Rusya'nın Ukrayna'yı işgalinin üçüncü yıldönümünden günler önce gerçekleşen bu hararetli toplantı, Moskova'nın bakış açısına göre küresel jeopolitikte önemli bir oyuncu olarak rolü ve nihayetinde Soğuk Savaş döneminde olduğu gibi bir süper güç olarak geri dönüşü için varoluşsal bir savaş.
Sovyetler Birliği'nin çöküşünden bu yana SSCB'nin bir parçası olan ve Varşova Paktı aracılığıyla onun yörüngesinde yer alan Doğu Avrupa cumhuriyetleri bugün NATO üyelerinin yaklaşık yarısını oluşturuyor: Çek Cumhuriyeti, Macaristan, Polonya, Bulgaristan, Estonya, Letonya, Litvanya, Romanya, Slovakya, Slovenya, Arnavutluk, Hırvatistan, Karadağ ve Makedonya. Bu da Rusya ile NATO arasında Belarus ve Ukrayna dışında tampon devlet kalmadığı anlamına geliyor. Rusya, örgüte katılmaları halinde NATO tarafından kuşatılacağını ve bunun da Moskova'ya boğucu şartlar dayatarak küresel jeopolitik haritadan silinmesine yol açacağını düşünüyor.
Batı'nın gündeminde Ukrayna'nın NATO'ya katılması var ki bu Rusya için kabul edilemez bir durum.
Ancak kabadayı Trump, Ukrayna savaşında ABD için stratejik bir çıkar görmüyor; bunun yerine Amerika'nın Ukrayna bataklığına dâhil olmasını stratejik bir hata olarak görüyor. Washington'un NATO'nun Moskova'nın hayati etki alanındaki genişlemesinden elde edeceği görünmeyen kazançların peşine düşmek yerine kendisini Çin'le yüzleşmeye adaması gerektiğine inanıyor. Bu nedenle Rus mevkidaşı Vladimir Putin'le temas kurma girişiminde bulundu ve Biden yönetimini Moskova'ya yönelik politikası nedeniyle geri adım atmaya çağırdı.
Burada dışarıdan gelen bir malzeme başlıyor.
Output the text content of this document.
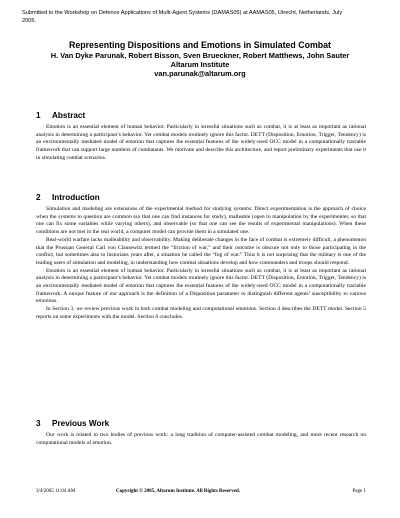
Submitted to the Workshop on Defence Applications of Multi-Agent Systems (DAMAS05) at AAMAS05, Utrecht, Netherlands, July 2005.
Representing Dispositions and Emotions in Simulated Combat
H. Van Dyke Parunak, Robert Bisson, Sven Brueckner, Robert Matthews, John Sauter
Altarum Institute
van.parunak@altarum.org
1 Abstract

Emotion is an essential element of human behavior. Particularly in stressful situations such as combat, it is at least as important as rational analysis in determining a participant’s behavior. Yet combat models routinely ignore this factor. DETT (Disposition, Emotion, Trigger, Tendency) is an environmentally mediated model of emotion that captures the essential features of the widely-used OCC model in a computationally tractable framework that can support large numbers of combatants. We motivate and describe this architecture, and report preliminary experiments that use it in simulating combat scenarios.

2 Introduction

Simulation and modeling are extensions of the experimental method for studying systems: Direct experimentation is the approach of choice when the systems in question are common (so that one can find instances for study), malleable (open to manipulation by the experimenter, so that one can fix some variables while varying others), and observable (so that one can see the results of experimental manipulations). When these conditions are not met in the real world, a computer model can provide them in a simulated one.

Real-world warfare lacks malleability and observability. Making deliberate changes in the face of combat is extremely difficult, a phenomenon that the Prussian General Carl von Clausewitz termed the “friction of war,” and their outcome is obscure not only to those participating in the conflict, but sometimes also to historians years after, a situation he called the “fog of war.” Thus it is not surprising that the military is one of the leading users of simulation and modeling, in understanding how combat situations develop and how commanders and troops should respond.

Emotion is an essential element of human behavior. Particularly in stressful situations such as combat, it is at least as important as rational analysis in determining a participant’s behavior. Yet combat models routinely ignore this factor. DETT (Disposition, Emotion, Trigger, Tendency) is an environmentally mediated model of emotion that captures the essential features of the widely-used OCC model in a computationally tractable framework. A unique feature of our approach is the definition of a Disposition parameter to distinguish different agents’ susceptibility to various emotions.

In Section 3, we review previous work in both combat modeling and computational emotions. Section 4 describes the DETT model. Section 5 reports on some experiments with the model. Section 6 concludes.

3 Previous Work

Our work is related to two bodies of previous work: a long tradition of computer-assisted combat modeling, and more recent research on computational models of emotion.

3/4/2005 11:04 AM	Copyright © 2005, Altarum Institute. All Rights Reserved.	Page 1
Avrupalılar şimdi kendilerini kapılarının önünde nükleer silaha sahip bir devletin dâhil olduğu silahlı bir çatışmanın yönetiminde rol alırken bulacaklarından korkuyorlar. Hatırlanacağı üzere Trump, AB'yi bypass etmiş ve Riyad'daki toplantılarına hiçbir Avrupalı katılmadan Rusya ile Ukrayna konusunda bir anlaşmaya varmıştı. Hatta Ukrayna görüşmelerin dışında bırakıldı.
Avrupalılara göre Trump'ın vardığı mutabakat Ukrayna ve dolayısıyla Avrupa için yeterli korumayı garanti etmiyor. Avrupalılar, Washington'un Kremlin'in hedeflerine verdiği yanıtın NATO'nun güvenilirliğine zarar vereceğini ve istikrarı bozacağını söylüyor. Bir diplomatik gözlemcinin Oval Ofis maskaralığını tanımladığı gibi, Zelenskiy'nin Trump ve Vance tarafından “planlı siyasi soyguna uğratılması”, Avrupa'nın güvenliğine ilişkin endişeleri güçlendiriyor.
Geri kalanımız içinse, ilkesiz bir kabadayının artık dünyayı yönetmekte olduğu açıktır.